¿Sabes qué pasó? Weekly Newsletter October 9-15.
Gaza crisis: Israel orders evacuation amid impending offensive
Last October 13, Israel issued an urgent evacuation order for more than one million Palestinians in northern Gaza, warning that they had just 24 hours before an imminent ground offensive. This measure, described as “impossible” by the UN, has triggered devastating humanitarian consequences .
So far, the conflict has claimed the lives of more than 2,750 people, and there are more than 9,700 wounded in Gaza. In this regard, Israel’s alleged use of white phosphorus munitions has raised considerable concern. This is a chemical compound that is ignited by contact with air and is used to create smoke, illuminate and burn targets. However, their use in areas densely populated by civilians is prohibited by Protocol III of the Convention on the Prohibition of the Use of Certain Conventional Weapons, due to their ability to cause severe burns and damage.
The UN confirmed Monday that 600,000 Palestinians out of 1.1 million in northern Gaza have already fled their homes in search of refuge. The humanitarian situation is deteriorating rapidly and threatens to spill over to catastrophic proportions.
Climate Crisis: Earth’s poles melting at record pace
The Earth’s poles, in the Arctic and Antarctica, are experiencing rapid melting, with Antarctica recording the smallest ice extent during its winter peak and the Arctic losing much of its summer ice cover.
This worrying situation does not only affect the polar regions, as the sea ice surface worldwide has reached its lowest level in 3,000 years, according to the International Panel on Climate Change.
The impact is being felt globally, with consequences such as loss of marine biodiversity, rising sea levels and contribution to global warming, as well as the possibility of a sudden increase in global temperatures.
This is an urgent warning that highlights the need to address climate change and reduce greenhouse gas emissions worldwide. The melting of the poles is not a local problem, it is a global challenge that requires immediate action.
Limits to human habitability in a warmer world.
Rising global temperatures threaten habitability in critical areas of the planet, according to the study “Physiological Limits of Extreme Heat: Rising Temperatures Challenge Human Habitability” conducted by a team of researchers for the journal PNAS.
This study highlights that with an increase of 2 degrees Celsius, more than one billion people in Pakistan, India, China and sub-Saharan Africa will experience unbearable climatic conditions.

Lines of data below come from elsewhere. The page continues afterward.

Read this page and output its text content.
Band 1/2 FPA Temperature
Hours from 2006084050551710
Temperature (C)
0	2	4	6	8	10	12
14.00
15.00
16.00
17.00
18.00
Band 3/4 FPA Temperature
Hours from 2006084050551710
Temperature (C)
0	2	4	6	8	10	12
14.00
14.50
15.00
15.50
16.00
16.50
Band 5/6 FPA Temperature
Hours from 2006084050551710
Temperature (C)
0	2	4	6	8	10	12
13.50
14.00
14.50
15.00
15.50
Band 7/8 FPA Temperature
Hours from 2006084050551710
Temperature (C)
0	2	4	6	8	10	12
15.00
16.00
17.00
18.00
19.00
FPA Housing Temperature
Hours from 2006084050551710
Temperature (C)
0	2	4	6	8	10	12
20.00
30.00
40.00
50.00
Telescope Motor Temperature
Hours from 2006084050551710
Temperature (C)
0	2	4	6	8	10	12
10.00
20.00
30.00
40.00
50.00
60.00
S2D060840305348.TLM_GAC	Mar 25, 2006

In addition, in more extreme scenarios, places such as the east coast of the United States and Al Hudayda, Yemen, could become virtually uninhabitable.
Extreme humidity during heat waves is particularly dangerous, as it limits the human body’s ability to cool itself naturally. This affects areas with limited access to refrigeration systems. Elderly and chronically ill people are especially vulnerable to high temperatures.
This study highlights the importance of considering humidity in climate change adaptation. Governments should reevaluate their strategies and focus on measures to protect vulnerable populations and address the hazards posed by extreme weather conditions.